This article was published on March 25, 2011

Kinect for surgery? It’s more likely, and safer, than you think


Kinect for surgery? It’s more likely, and safer, than you think

Microsoft’s Kinect is a smash hit in both the consumer and hacker worlds, but does it have a shot to make a splash in the realm of medicine?

Before you jump to the wrong conclusion, the Kinect is not being tested as a tool that doctors could interact with to execute any part of the actual surgery, meaning that no scalpels will be remotely driven. Instead it is being thought of as a fancy remote that a doctor could use in a surgical environment to interface with images needed for the operation.

In the current medical world, there is often a person in a surgical room who handles image work, forcing the doctor to interact with them to move the images and scans around on screens. This can create confusion and consternation.

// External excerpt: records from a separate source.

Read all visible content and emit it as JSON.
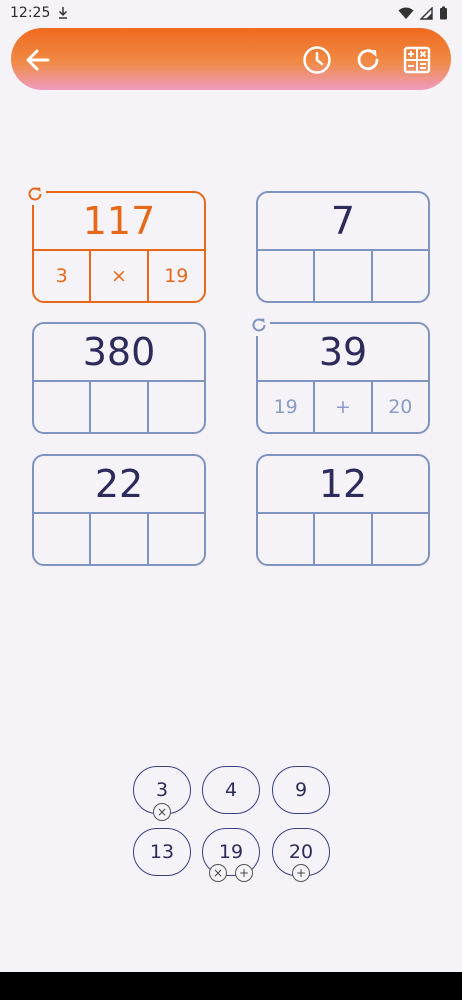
{
  "status": {
    "time": "12:25"
  },
  "cards": [
    {
      "target": "117",
      "left": "3",
      "op": "×",
      "right": "19"
    },
    {
      "target": "7",
      "left": "",
      "op": "",
      "right": ""
    },
    {
      "target": "380",
      "left": "",
      "op": "",
      "right": ""
    },
    {
      "target": "39",
      "left": "19",
      "op": "+",
      "right": "20"
    },
    {
      "target": "22",
      "left": "",
      "op": "",
      "right": ""
    },
    {
      "target": "12",
      "left": "",
      "op": "",
      "right": ""
    }
  ],
  "numbers": [
    {
      "value": "3",
      "ops": [
        "×"
      ]
    },
    {
      "value": "4",
      "ops": []
    },
    {
      "value": "9",
      "ops": []
    },
    {
      "value": "13",
      "ops": []
    },
    {
      "value": "19",
      "ops": [
        "×",
        "+"
      ]
    },
    {
      "value": "20",
      "ops": [
        "+"
      ]
    }
  ],
  "colors": {
    "accent": "#e8681a",
    "card_border": "#7f93c0",
    "text_dark": "#2d2a5c",
    "background": "#f6f3f8"
  },
  "icons": {
    "back": "arrow-left-icon",
    "history": "clock-icon",
    "refresh": "refresh-icon",
    "calculator": "calculator-icon"
  }
}
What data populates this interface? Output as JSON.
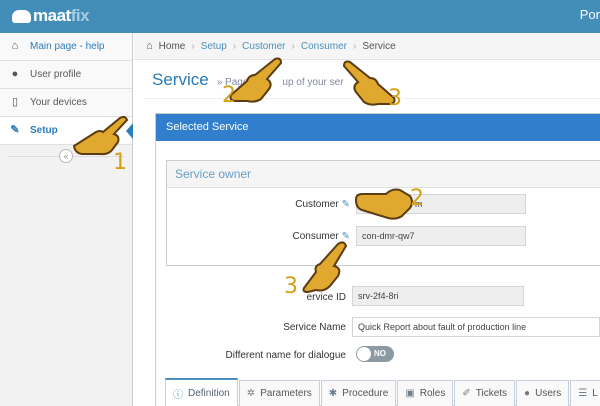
{
  "app": {
    "logo_name": "maat",
    "logo_suffix": "fix",
    "top_right": "Por"
  },
  "sidebar": {
    "items": [
      {
        "label": "Main page - help",
        "icon": "home-icon"
      },
      {
        "label": "User profile",
        "icon": "user-icon"
      },
      {
        "label": "Your devices",
        "icon": "mobile-icon"
      },
      {
        "label": "Setup",
        "icon": "wrench-icon"
      }
    ],
    "collapse_glyph": "«"
  },
  "breadcrumbs": [
    "Home",
    "Setup",
    "Customer",
    "Consumer",
    "Service"
  ],
  "page": {
    "title": "Service",
    "subtitle": "» Page",
    "subtitle_tail": "up of your ser"
  },
  "panel": {
    "title": "Selected Service"
  },
  "owner": {
    "heading": "Service owner",
    "customer_label": "Customer",
    "customer_value": "m",
    "consumer_label": "Consumer",
    "consumer_value": "con-dmr-qw7"
  },
  "fields": {
    "service_id_label": "ervice ID",
    "service_id_value": "srv-2f4-8ri",
    "service_name_label": "Service Name",
    "service_name_value": "Quick Report about fault of production line",
    "dialogue_label": "Different name for dialogue",
    "toggle_text": "NO"
  },
  "tabs": [
    {
      "label": "Definition",
      "icon": "info-icon",
      "active": true
    },
    {
      "label": "Parameters",
      "icon": "gear-icon",
      "active": false
    },
    {
      "label": "Procedure",
      "icon": "gears-icon",
      "active": false
    },
    {
      "label": "Roles",
      "icon": "briefcase-icon",
      "active": false
    },
    {
      "label": "Tickets",
      "icon": "tag-icon",
      "active": false
    },
    {
      "label": "Users",
      "icon": "users-icon",
      "active": false
    },
    {
      "label": "L",
      "icon": "list-icon",
      "active": false
    }
  ],
  "annotations": [
    "1",
    "2",
    "3",
    "2",
    "3"
  ],
  "colors": {
    "topbar": "#438eb9",
    "accent": "#2b7dbc",
    "panel_head": "#307ecc",
    "annotation": "#d4a017"
  }
}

With Kinect, if properly set up, the doctor themselves could move and focus the images with their hands. Why can’t the doctor just use the computer in the room? Because they have maintain a “scrubbed state,”‘ the colloquial term for sterility. If they touched a computer, they would have to scrub up again, and then again every time they moved an image. Kinect would let them do their own work, while staying clean.

Antonio Criminisi, who is working on the project, had this to say: “Our solution enables surgeons to wave at the screen and access the patients images without touching any physical device, thus maintaining asepsis.” If you were curious, asepsis means clean.

Thus far in the life of Kinect, most of the hacks that have been made using the device have been for fun, often involving light sabers. This medical concept is the most useful, and most interesting real-life use for the Kinect that we have come across thus far.

Kinect: coming to an open heart transplant near you? It just might be.